Benjamin Scheuer rewriting himself
For Benjamin Scheuer, the message his music embodies is more important than the mathematical form. That's not to say that his music doesn't have a strong conception of form, but the musicians are allowed their freedom within it. In the room of his oeuvre, one corner is devoted to Überzeichnungen, or the ‘re-writing’ of other music. In that corner, a pile of solo works and chamber music for live-instruments and tape steadily accumulates. That last – tape – is an important aspect. ‘Musicians converse with pre-recorded soundfiles in which they often play the same piece in an older version’, Scheuer explains. ‘The pieces were composed in several steps, in each of which the preceding stage was overwritten with new material.’ He builds his Überzeichnungen III up in layers, like a cake, in which 'the former layer still shimmers through the music'; he takes fragments from earlier movements from the same series and drapes new music over them.

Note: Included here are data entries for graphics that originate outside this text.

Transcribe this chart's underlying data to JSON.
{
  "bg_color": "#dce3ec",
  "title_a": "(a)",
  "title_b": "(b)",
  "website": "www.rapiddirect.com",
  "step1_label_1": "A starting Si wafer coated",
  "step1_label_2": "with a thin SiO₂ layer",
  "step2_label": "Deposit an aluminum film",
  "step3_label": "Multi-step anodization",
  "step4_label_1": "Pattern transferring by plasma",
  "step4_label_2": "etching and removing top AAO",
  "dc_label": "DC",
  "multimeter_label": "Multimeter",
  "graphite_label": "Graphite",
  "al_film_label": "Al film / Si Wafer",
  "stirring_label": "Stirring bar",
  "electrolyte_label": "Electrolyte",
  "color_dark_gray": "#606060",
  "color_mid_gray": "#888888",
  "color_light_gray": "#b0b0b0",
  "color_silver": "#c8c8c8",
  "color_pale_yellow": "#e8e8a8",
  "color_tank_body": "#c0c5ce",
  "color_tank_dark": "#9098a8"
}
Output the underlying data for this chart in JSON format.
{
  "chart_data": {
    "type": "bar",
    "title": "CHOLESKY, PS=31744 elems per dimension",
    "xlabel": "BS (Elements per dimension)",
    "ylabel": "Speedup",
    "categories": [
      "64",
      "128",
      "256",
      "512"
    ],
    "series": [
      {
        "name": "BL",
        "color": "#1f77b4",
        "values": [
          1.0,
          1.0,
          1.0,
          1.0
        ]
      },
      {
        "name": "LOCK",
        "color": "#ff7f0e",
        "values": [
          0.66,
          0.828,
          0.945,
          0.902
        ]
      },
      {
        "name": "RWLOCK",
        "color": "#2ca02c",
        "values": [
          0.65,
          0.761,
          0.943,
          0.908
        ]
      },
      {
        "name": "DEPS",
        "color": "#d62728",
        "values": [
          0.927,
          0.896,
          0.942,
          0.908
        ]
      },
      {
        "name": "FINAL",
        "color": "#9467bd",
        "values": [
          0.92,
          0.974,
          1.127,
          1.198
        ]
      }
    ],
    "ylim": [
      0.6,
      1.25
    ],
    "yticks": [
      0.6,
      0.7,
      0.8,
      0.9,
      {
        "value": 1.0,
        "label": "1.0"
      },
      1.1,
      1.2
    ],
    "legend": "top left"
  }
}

‘We are able to listen to different stages of the development of the same material at the same time. Sometimes we hear an idea still in its first raw shape and at other times the sections of the music are a result of multiple layering and filtration.’
The reflections on earlier work can be seen in a brief quote from Scheuer's piano trio Werkstatt, which had its premier on 25 January 2012 in Hamburg, played by the Saguaro Trio. [...]
In reference books of 'Wichtige Wörter', 'Überzeichnungen' is assigned a range of meanings, including 'the exaggeration which is typical of the caricature'. Scheuer correctly identifies that element of caricature as a regularly returning aspect of his work. The musicians imitate the sound of a humming top in Überzeichnungen III and use 'the harmonic characteristics and timbre as the basis for new material', as he explains. A constantly developing organic structure is the result, in which the sound of the humming top, so illustrious here in the Netherlands, marks beginning and end of each cycle. Hence the subtitle 'Circles'.